I was a trainee accountant in 1974, working for a small firm of Chartered Accountants in Birmingham city centre. Us articled clerks – four or five of us, would work away either in the office in Cornwall Street, or else out on site at a client’s premises. We were all studying for exams at the time. And whereas the large auditing firms would send their trainees away on residential courses, at Ernest T Kerr & Co it was correspondence courses all the way. You’d be sent the course work, buy the recommended text books, send away the test papers and somehow get yourself in shape for Intermediate, Final Part 1 and Final Part 2.

Thirty five years ago today was a Thursday, a pretty ordinary day I guess.
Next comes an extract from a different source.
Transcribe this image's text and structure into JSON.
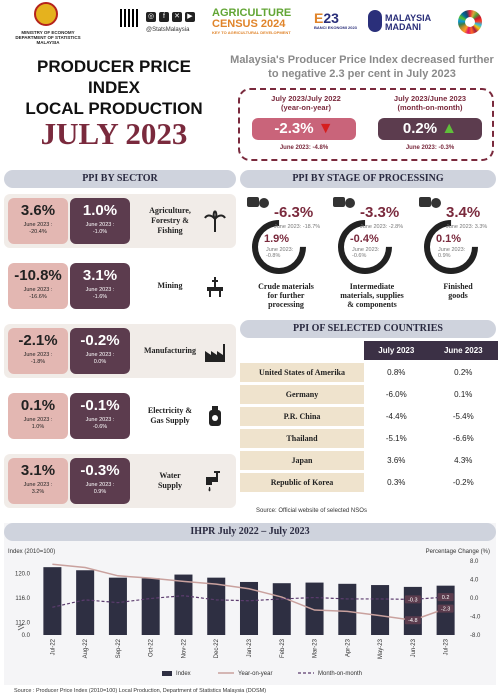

All that week I’d left work and gone with my fellow trainee Pete to the Reference Library with our papers and books. We’d work away for a couple of hours, often testing each other on case law and stuff. At closing time, 8 o’clock, we’d head off for a few pints. Quite often that meant the Tavern In The Town, a lively cellar bar in New Street, next door to the Odeon. But that Thursday I was knackered and we agreed that, with the weekend in sight, that an early night was a sensible idea.

Sure enough, once home in the city’s eastern suburbs, I crashed out straight away. Only next morning did I find out as Mum pointed silently to the TV screen. The previous evening 21 people had been killed and 182 injured, many of them horrifically. Bombs had detonated without adequate warning at the Tavern In The Town and at the Mulberry Bush, just around the corner. Most of the victims were young.

The actuality was awful. The aftermath was chilling. For days people, myself included, avoided the bombing scenes and tried to deny what had happened. For a time there was a strong anti-Irish feeling in the city which faded with time. The Birmingham Six were arrested, charged, convicted and later released on appeal. The perpetrators, whoever they may be, are still amongst us today – living, working, socialising.

On the 35th anniversary of the bombings it is still chilling to flick through the photographs of the young victims, none of whom I knew personally but many of whom I would have regularly bumped into making my way to and from the bar of the Tavern. Their lives were too short.